Unfortunately, the quality of the response from 800 MEDICARE are not consistent and frequently wrong.  Some Call Service Representatives (CSRs) have told the insurers they must terminate their reported ORM before any claims can be approved. This is patently not the case and we sent along such reports to CMS, where they are currently in the process of updating the CSRs scripts to provide better guidance in these situations.

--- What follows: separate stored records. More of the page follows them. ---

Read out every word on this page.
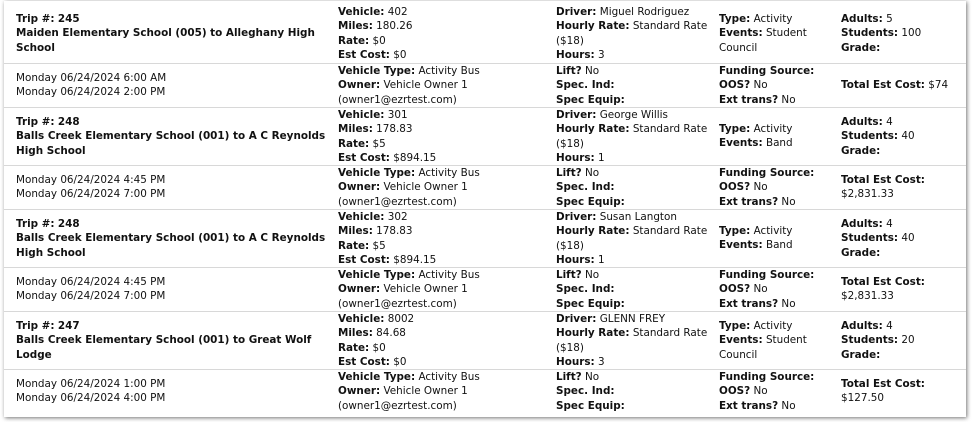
Trip #: 245
Maiden Elementary School (005) to Alleghany High School
Vehicle: 402
Miles: 180.26
Rate: $0
Est Cost: $0
Driver: Miguel Rodriguez
Hourly Rate: Standard Rate ($18)
Hours: 3
Type: Activity
Events: Student Council
Adults: 5
Students: 100
Grade:
Monday 06/24/2024 6:00 AM
Monday 06/24/2024 2:00 PM
Vehicle Type: Activity Bus
Owner: Vehicle Owner 1
(owner1@ezrtest.com)
Lift? No
Spec. Ind:
Spec Equip:
Funding Source:
OOS? No
Ext trans? No
Total Est Cost: $74
Trip #: 248
Balls Creek Elementary School (001) to A C Reynolds High School
Vehicle: 301
Miles: 178.83
Rate: $5
Est Cost: $894.15
Driver: George Willis
Hourly Rate: Standard Rate ($18)
Hours: 1
Type: Activity
Events: Band
Adults: 4
Students: 40
Grade:
Monday 06/24/2024 4:45 PM
Monday 06/24/2024 7:00 PM
Vehicle Type: Activity Bus
Owner: Vehicle Owner 1
(owner1@ezrtest.com)
Lift? No
Spec. Ind:
Spec Equip:
Funding Source:
OOS? No
Ext trans? No
Total Est Cost:
$2,831.33
Trip #: 248
Balls Creek Elementary School (001) to A C Reynolds High School
Vehicle: 302
Miles: 178.83
Rate: $5
Est Cost: $894.15
Driver: Susan Langton
Hourly Rate: Standard Rate ($18)
Hours: 1
Type: Activity
Events: Band
Adults: 4
Students: 40
Grade:
Monday 06/24/2024 4:45 PM
Monday 06/24/2024 7:00 PM
Vehicle Type: Activity Bus
Owner: Vehicle Owner 1
(owner1@ezrtest.com)
Lift? No
Spec. Ind:
Spec Equip:
Funding Source:
OOS? No
Ext trans? No
Total Est Cost:
$2,831.33
Trip #: 247
Balls Creek Elementary School (001) to Great Wolf Lodge
Vehicle: 8002
Miles: 84.68
Rate: $0
Est Cost: $0
Driver: GLENN FREY
Hourly Rate: Standard Rate ($18)
Hours: 3
Type: Activity
Events: Student Council
Adults: 4
Students: 20
Grade:
Monday 06/24/2024 1:00 PM
Monday 06/24/2024 4:00 PM
Vehicle Type: Activity Bus
Owner: Vehicle Owner 1
(owner1@ezrtest.com)
Lift? No
Spec. Ind:
Spec Equip:
Funding Source:
OOS? No
Ext trans? No
Total Est Cost:
$127.50
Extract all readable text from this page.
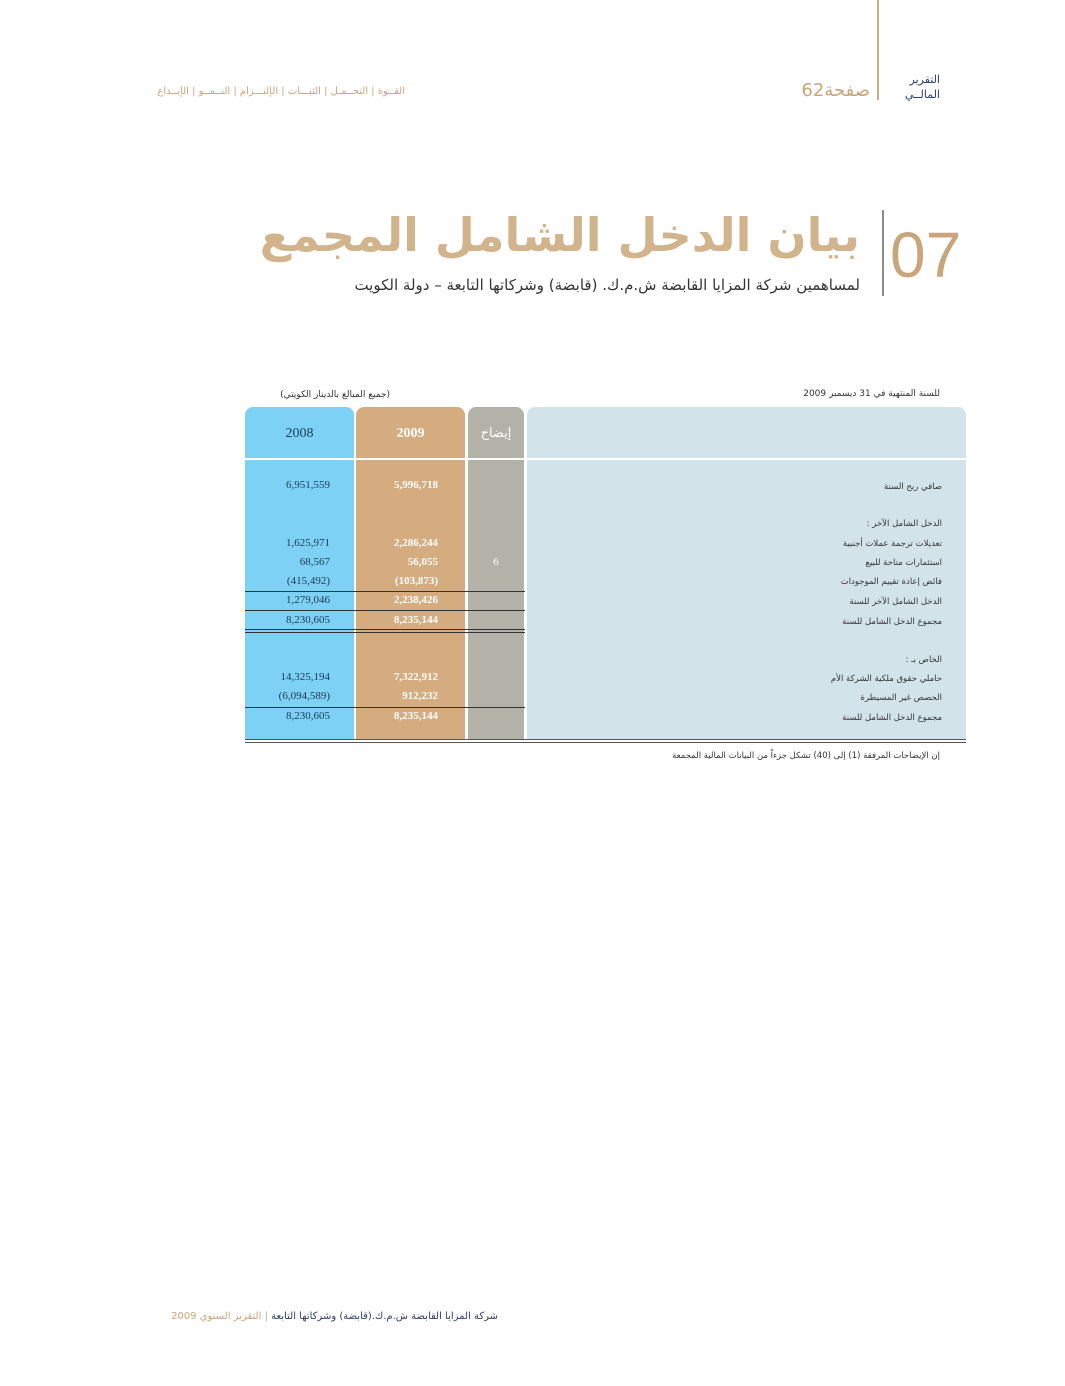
التقرير
المالــي
صفحة62
القــوة | التحــمـل | الثبـــات | الإلتـــزام | النــمــو | الإبــداع
07
بيان الدخل الشامل المجمع
لمساهمين شركة المزايا القابضة ش.م.ك. (قابضة) وشركاتها التابعة – دولة الكويت
للسنة المنتهية في 31 ديسمبر 2009
(جميع المبالغ بالدينار الكويتي)
2008	2009	إيضاح
صافي ربح السنة
5,996,718
6,951,559
الدخل الشامل الآخر :
تعديلات ترجمة عملات أجنبية
2,286,244
1,625,971
استثمارات متاحة للبيع
6
56,055
68,567
فائض إعادة تقييم الموجودات
(103,873)
(415,492)
الدخل الشامل الآخر للسنة
2,238,426
1,279,046
مجموع الدخل الشامل للسنة
8,235,144
8,230,605
الخاص بـ :
حاملي حقوق ملكية الشركة الأم
7,322,912
14,325,194
الحصص غير المسيطرة
912,232
(6,094,589)
مجموع الدخل الشامل للسنة
8,235,144
8,230,605
إن الإيضاحات المرفقة (1) إلى (40) تشكل جزءاً من البيانات المالية المجمعة
شركة المزايا القابضة ش.م.ك.(قابضة) وشركاتها التابعة | التقرير السنوي 2009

Be Aware of How your Report Affects Medicare Denials

Another problem has been that MACs were inconsistently denying claims.  That problem has been addressed and should be improving.  The solution is interesting and is directly impacted by the DX codes the RRE chooses to submit -- making specificity less important in some instances.  For instance, codes for Pheumonconiosis and other lung diseases due to external agents (e.g., asbestos) are 501- 508.  Any claim associated with that range of DX codes will be denied.  For instance, if the RRE reports 501 and a claim is presented encoded as 505, the claim will be denied.  Similarly all fractures of the skull will be lumped together.  Other codes will be grouped by 3-digit categories.  For instance, dislocations (DX codes 830 through 839) will be treated as related within that three digit code; if the RRE reports 831.1, a claim will be denied when encoded as 831.2, but a claim encoded as 832.1 will not be denied.  Codes with a fifth digit, will be lumped into the 4-digit grouping -- so they are irrelevant when reported by the RRE to the denial process.

Impact to reporting

Our recommendation is to continue to use the most specific codes to establish an audit trail for your responsibility to pay medical claims or clearly define your liability, but you do not have to submit multiple codes in the same 3-digit category.  For instance, reporting 832.2 and 832.3.